The details seem mythical. A preternaturally gifted boy writes lyrical poetry better than the literary stars of his age. Then he rebels, writes new work that transcends anything ever written and remakes poetry forever. As he touches the face of God and plunges into hells, Rimbaud also struggles with a tempestuous affair with the other leading poet of his time, Verlaine.
All by the time he was 20. Disillusioned with poetry and his failure to transform the world, he gives up literature. He wanders, then turns to trading guns and goods on the shores of the Red Sea. Rimbaud died at 37 a victim of cancer.
(Man, what was up with those 19th century geniuses? Poe, Van Gogh, Baudelaire, Doestoyevsky, Keats, Byron, the list of great monsters and great sufferers is long.)
Professor Starkie tells the story well. She writes clearly with a fine eye for illuminating details. More than a biography, the book includes detailed readings of Rimbaud’s work. The analysis of the poems is grounded, free of ideology and well based in the works themselves.
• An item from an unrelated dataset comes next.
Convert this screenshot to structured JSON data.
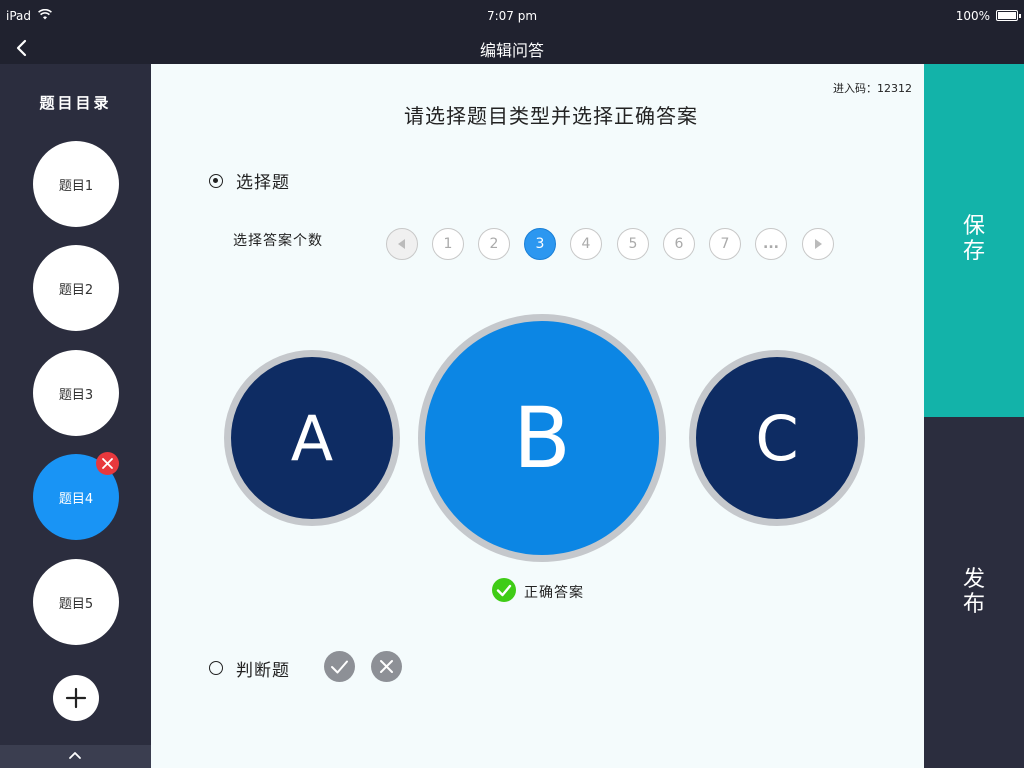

That said, some of her interpretations seem reductive, even if they’re well argued. Her research into Rimbaud’s alchemical studies provides us with some useful insights. But to say a poem like “Voyelles” is a descriptions of on the transformation sequences of the soul as taught by a magickal theorist drains a lot of the true magic out of the poem.
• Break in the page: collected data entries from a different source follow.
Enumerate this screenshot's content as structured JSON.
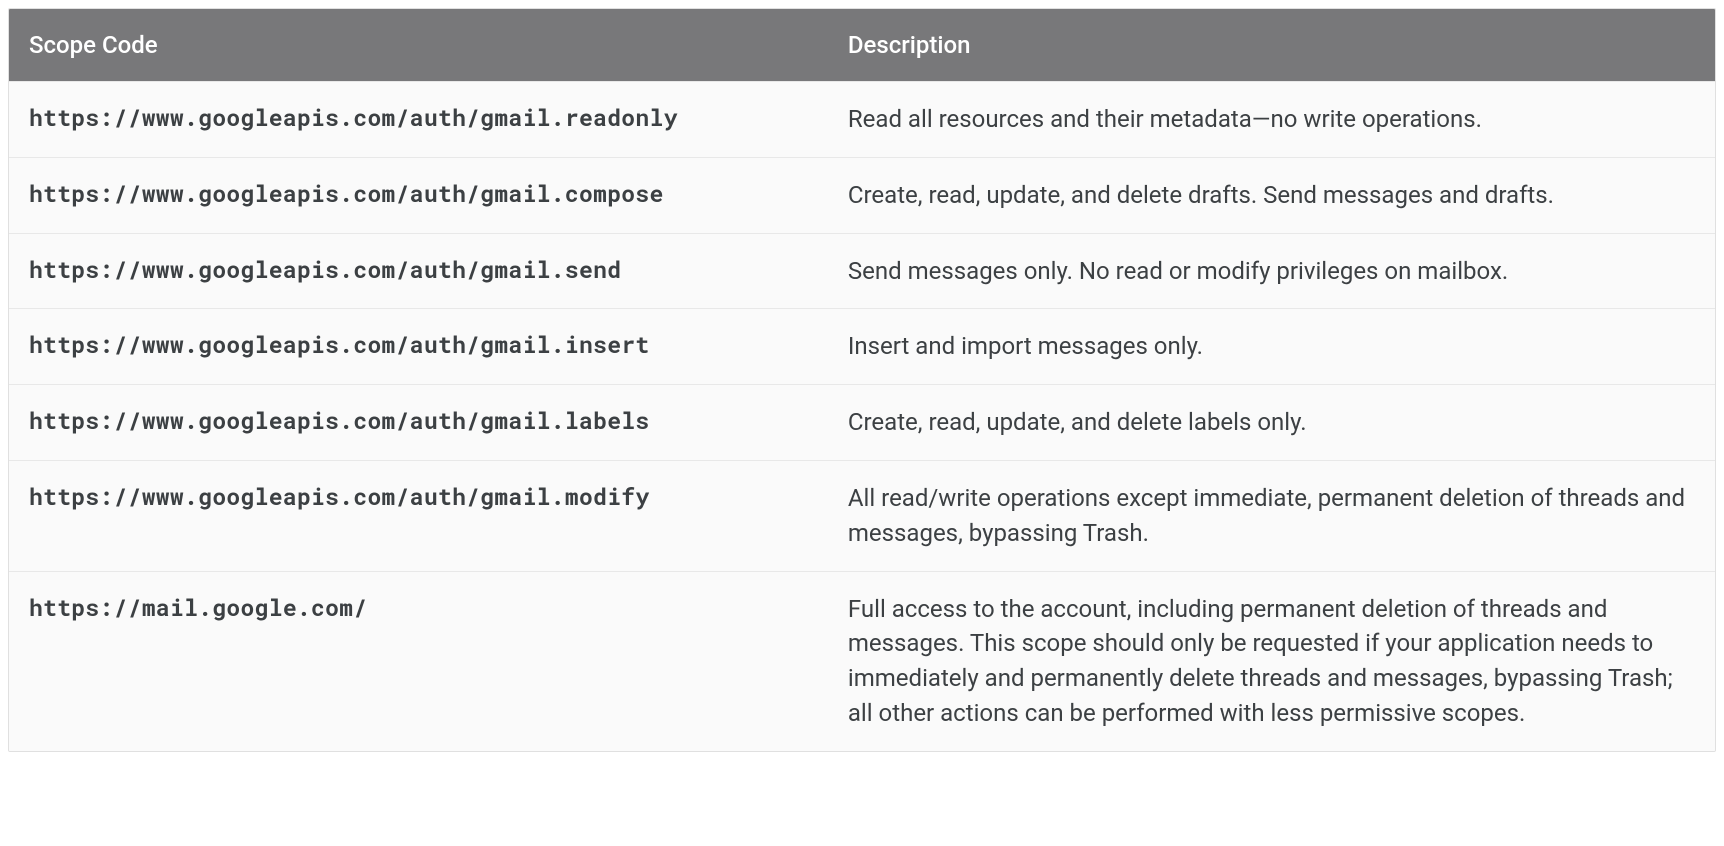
{
  "table": {
    "headers": {
      "scope": "Scope Code",
      "description": "Description"
    },
    "rows": [
      {
        "scope": "https://www.googleapis.com/auth/gmail.readonly",
        "description": "Read all resources and their metadata—no write operations."
      },
      {
        "scope": "https://www.googleapis.com/auth/gmail.compose",
        "description": "Create, read, update, and delete drafts. Send messages and drafts."
      },
      {
        "scope": "https://www.googleapis.com/auth/gmail.send",
        "description": "Send messages only. No read or modify privileges on mailbox."
      },
      {
        "scope": "https://www.googleapis.com/auth/gmail.insert",
        "description": "Insert and import messages only."
      },
      {
        "scope": "https://www.googleapis.com/auth/gmail.labels",
        "description": "Create, read, update, and delete labels only."
      },
      {
        "scope": "https://www.googleapis.com/auth/gmail.modify",
        "description": "All read/write operations except immediate, permanent deletion of threads and messages, bypassing Trash."
      },
      {
        "scope": "https://mail.google.com/",
        "description": "Full access to the account, including permanent deletion of threads and messages. This scope should only be requested if your application needs to immediately and permanently delete threads and messages, bypassing Trash; all other actions can be performed with less permissive scopes."
      }
    ]
  }
}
Three issues: If you don’t speak French, you’ll need a translation of the poems handy. She also quotes significant passages of Rimbaud’s prose in French without an English version. Starkie also seems naive about hashish and homosexuality.
Overall, this is a fine work of scholarship and of intellectual integrity as well as a beautiful tribute to one of greatest poets to have graced the planet.